(2)ASRによる劣化事例
ASRによるコンクリート構造物の劣化は,ひび割れ,変位・変形,段差,変色,ゲルの滲出などの現象として表面化することが多く,その中でもひび割れの発生状況は特徴的です.無筋または鉄筋量の少ないコンクリート構造物では網の目状または亀甲状のひび割れが多く見られます.図2-30に示す擁壁のひび割れや,図2-31に示す橋脚はり部のひび割れの状況がこれに相当します.一方,軸方向鉄筋やPC鋼材によりASRによる膨張が拘束されている鉄筋コンクリートおよびプレストレストコンクリート構造物では,拘束方向に直交する方向のひび割れが発生しにくいため,軸方向鉄筋やPC鋼材に沿った方向性のあるひび割れが多く見られます.図2-32はPC桁の下フランジ下面に発生したASRひび割れの状況を示しています.
ASRは構造物の置かれた環境条件(温度,湿度,日射,雨掛かりなど)の影響を大きく受けるため,同一の構造物においても部位や位置によってASRの劣化程度が大きく異なることもあります.図2-33に示す橋脚では,はりの張出し部において著しいひび割れが発生していますが,はり中央部および柱部ではそれほどひび割れが見られません.
ASRにより劣化したコンクリートは,圧縮強度や静弾性係数の低下が見られることが多く,特に圧縮強度と比較して静弾性係数の低下が顕著であり,より鋭敏に現れることが知られています.また,鉄筋とコンクリートとの付着力の低下も懸念されます.さらに近年,ASRによるコンクリートの膨張によって鉄筋コンクリート構造物中の鉄筋の曲げ加工部や圧接部での鉄筋破断事例が複数報告されています.鉄筋破断が確認されているのは大部分が橋梁構造物であり,橋脚のはり部やフーチングなどでの事例が報告されています.図2-34はASRによって生じた鉄筋破断の事例で,はり先端部の鉄筋曲げ加工部において破断が見られます.

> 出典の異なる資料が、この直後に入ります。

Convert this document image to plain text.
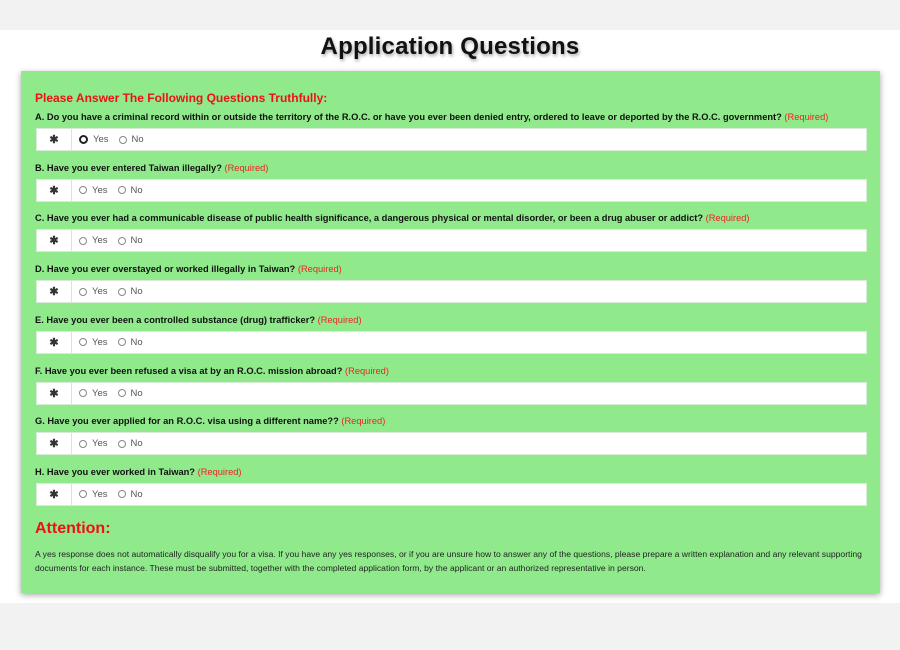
Application Questions
Please Answer The Following Questions Truthfully:
A. Do you have a criminal record within or outside the territory of the R.O.C. or have you ever been denied entry, ordered to leave or deported by the R.O.C. government? (Required)
✱	Yes No
B. Have you ever entered Taiwan illegally? (Required)
✱	Yes No
C. Have you ever had a communicable disease of public health significance, a dangerous physical or mental disorder, or been a drug abuser or addict? (Required)
✱	Yes No
D. Have you ever overstayed or worked illegally in Taiwan? (Required)
✱	Yes No
E. Have you ever been a controlled substance (drug) trafficker? (Required)
✱	Yes No
F. Have you ever been refused a visa at by an R.O.C. mission abroad? (Required)
✱	Yes No
G. Have you ever applied for an R.O.C. visa using a different name?? (Required)
✱	Yes No
H. Have you ever worked in Taiwan? (Required)
✱	Yes No
Attention:
A yes response does not automatically disqualify you for a visa. If you have any yes responses, or if you are unsure how to answer any of the questions, please prepare a written explanation and any relevant supporting documents for each instance. These must be submitted, together with the completed application form, by the applicant or an authorized representative in person.
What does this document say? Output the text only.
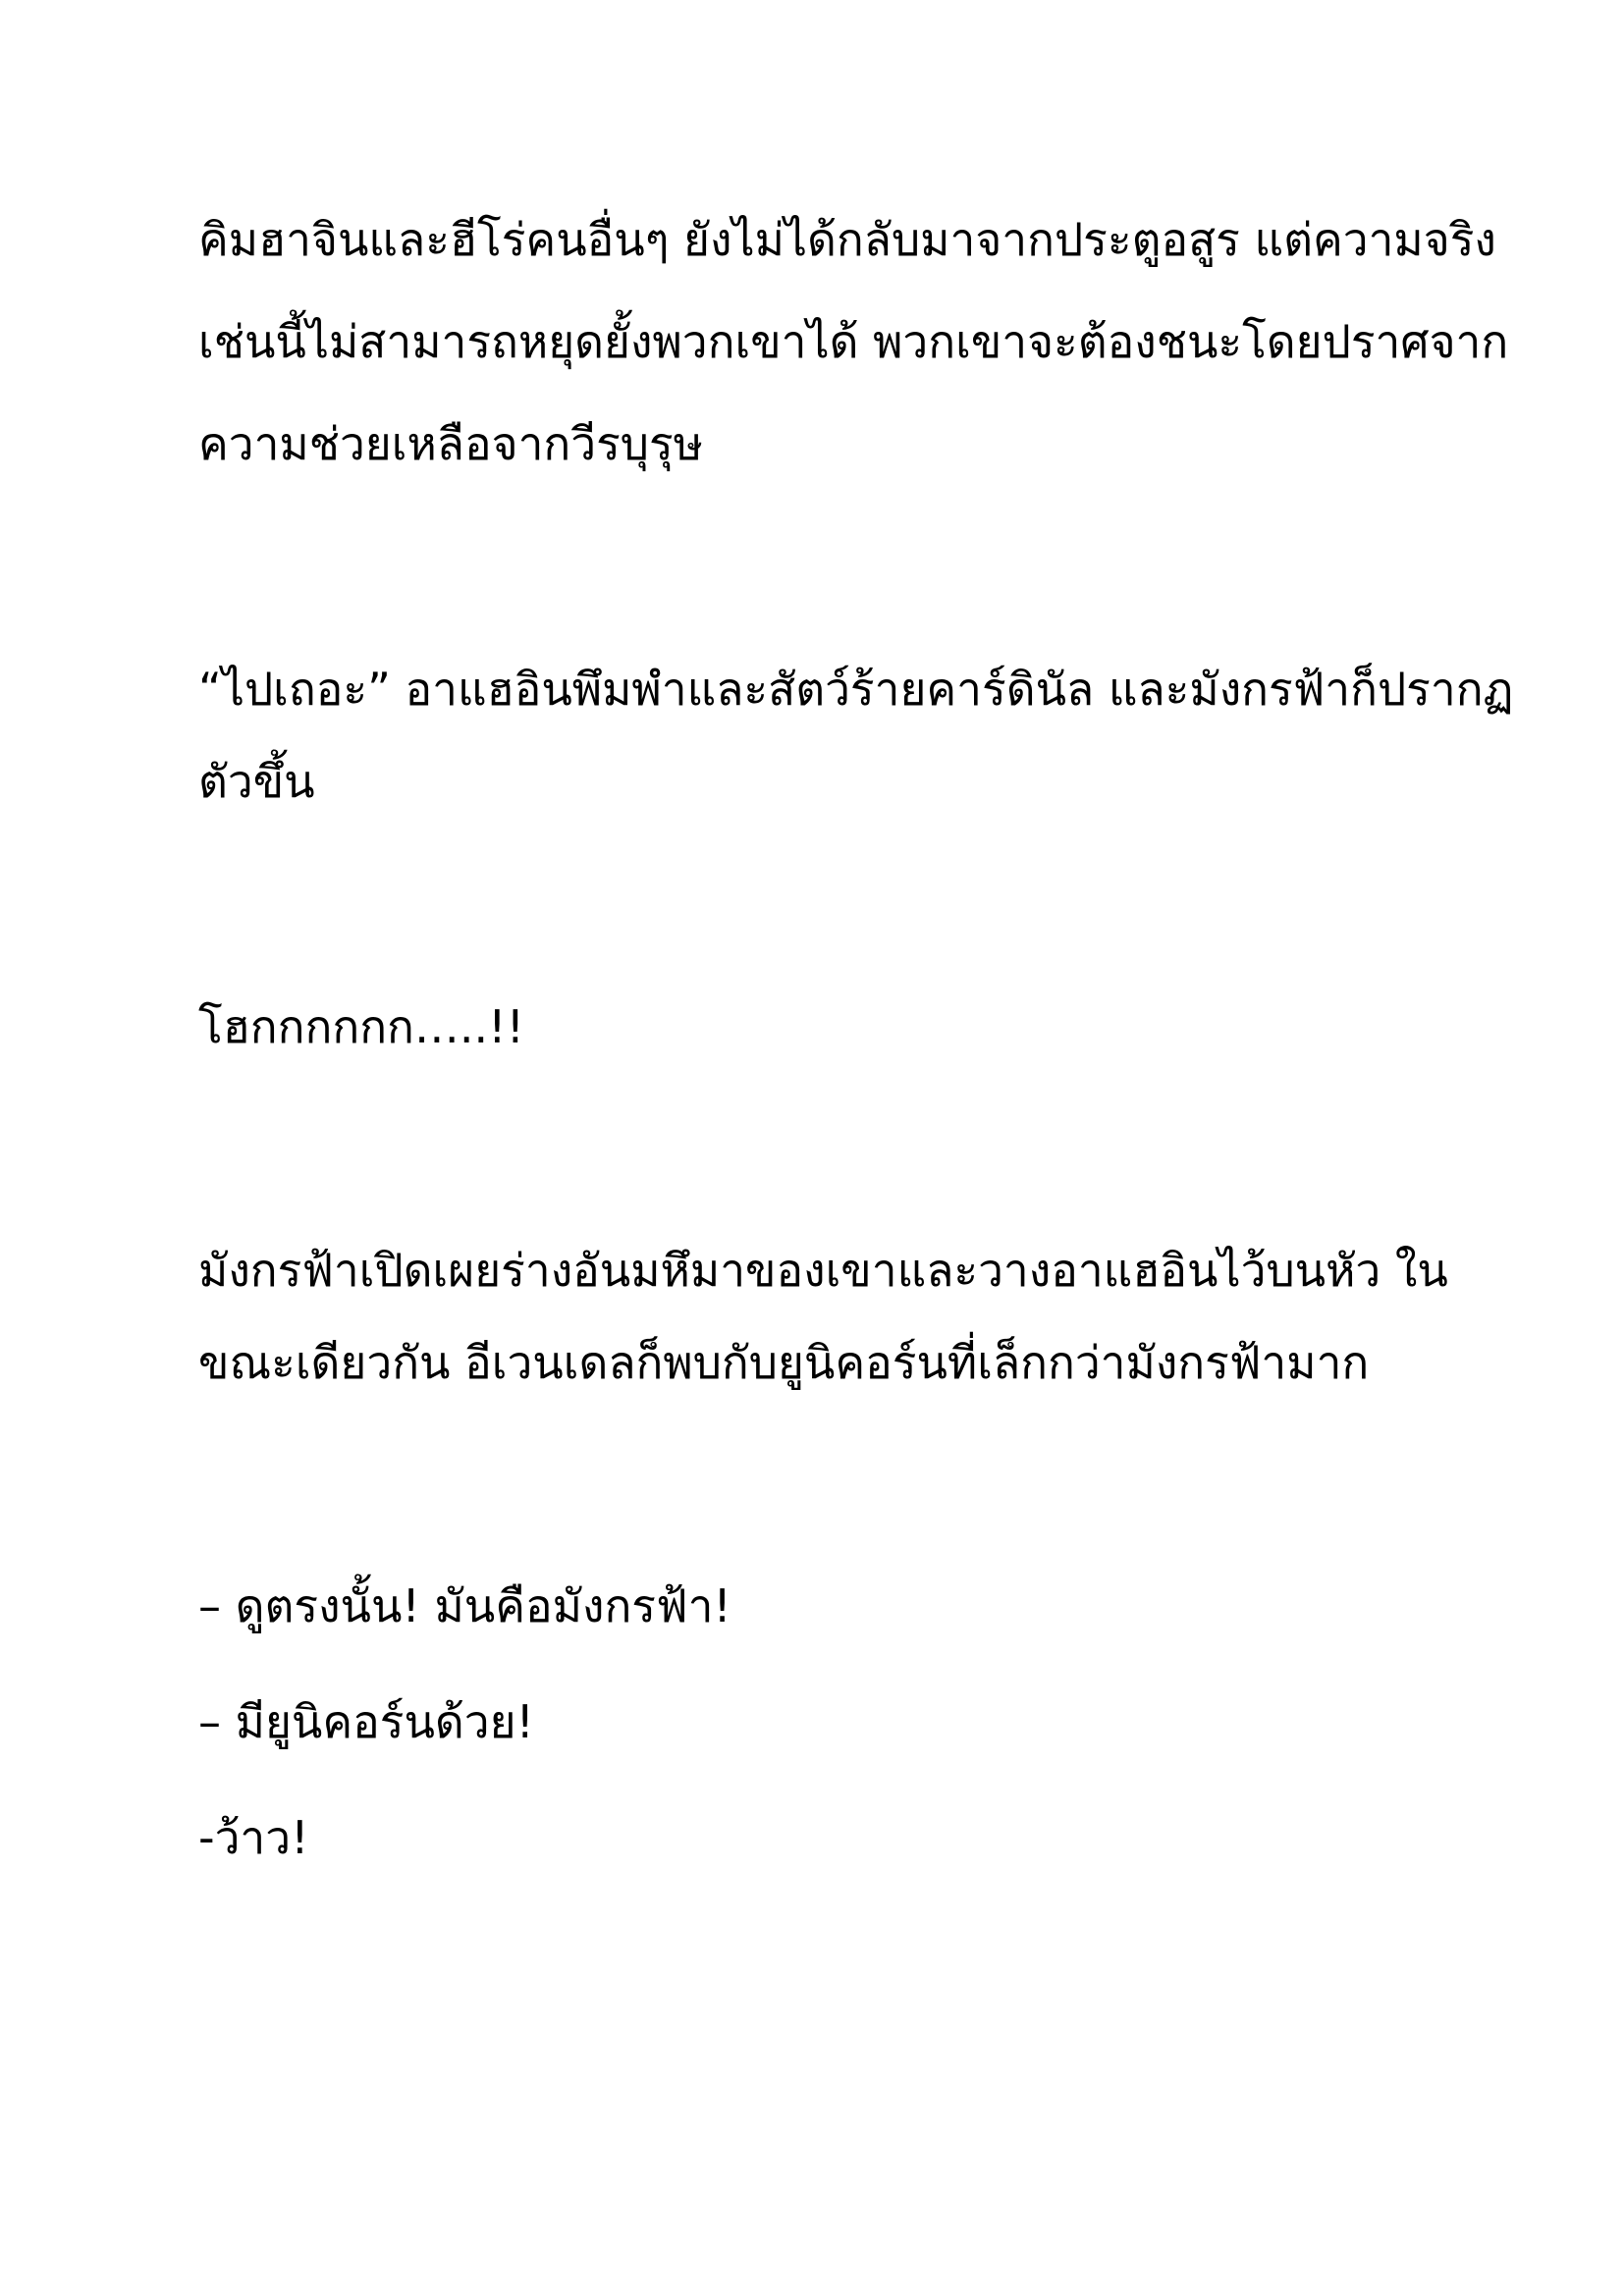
คิมฮาจินและฮีโร่คนอื่นๆ ยังไม่ได้กลับมาจากประตูอสูร แต่ความจริง

เช่นนี้ไม่สามารถหยุดยั้งพวกเขาได้ พวกเขาจะต้องชนะโดยปราศจาก

ความช่วยเหลือจากวีรบุรุษ

“ไปเถอะ” อาแฮอินพึมพำและสัตว์ร้ายคาร์ดินัล และมังกรฟ้าก็ปรากฏ

ตัวขึ้น

โฮกกกกกก…..!!

มังกรฟ้าเปิดเผยร่างอันมหึมาของเขาและวางอาแฮอินไว้บนหัว ใน

ขณะเดียวกัน อีเวนเดลก็พบกับยูนิคอร์นที่เล็กกว่ามังกรฟ้ามาก

– ดูตรงนั้น! มันคือมังกรฟ้า!

– มียูนิคอร์นด้วย!

-ว้าว!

ASRの劣化のうち特に特徴的なのは「再劣化」です.ASRの膨張性は非常に大きく,かつ長期間に及びますので,構造物の環境条件などによってはASR補修効果を維持できず,再劣化に至ることが少なくありません.図2-35は過去に表面被覆工法により補修された橋脚はり部に生じたASRの再劣化状況です.橋脚はり部には伸縮継手を通じて橋面からの排水が流れ込みますが,はり天端には桁や支承,アンカーバーなどがあり,十分な被覆作業が困難であることが多いため,水分遮断効果が十分に得られなかったものと考えられます.図2-36は過去に表面被覆工法により補修された橋台に生じたASRの再劣化状況です.橋台や擁壁の背面は土砂に接しており背面側を被覆することができないため,水分浸入を完全に遮断することが困難です.図2-37はASRで劣化していた橋脚に対し,耐震補強工事としてRC巻立て工が施工された直後,巻立てコンクリート表面にひび割れが発生した事例です.巻立てコンクリートを打設した段階で既設のASRコンクリートに十分な水分と高温を与えた結果,ASRを促進してしまい,そのASR膨張が巻き立てコンクリート表面まで伝播した可能性が考えられます.
このように,ASRの補修にあたっては,対象構造物の環境条件や構造条件を十分に考慮して,適切な工法や材料を選定することが重要であるといえます.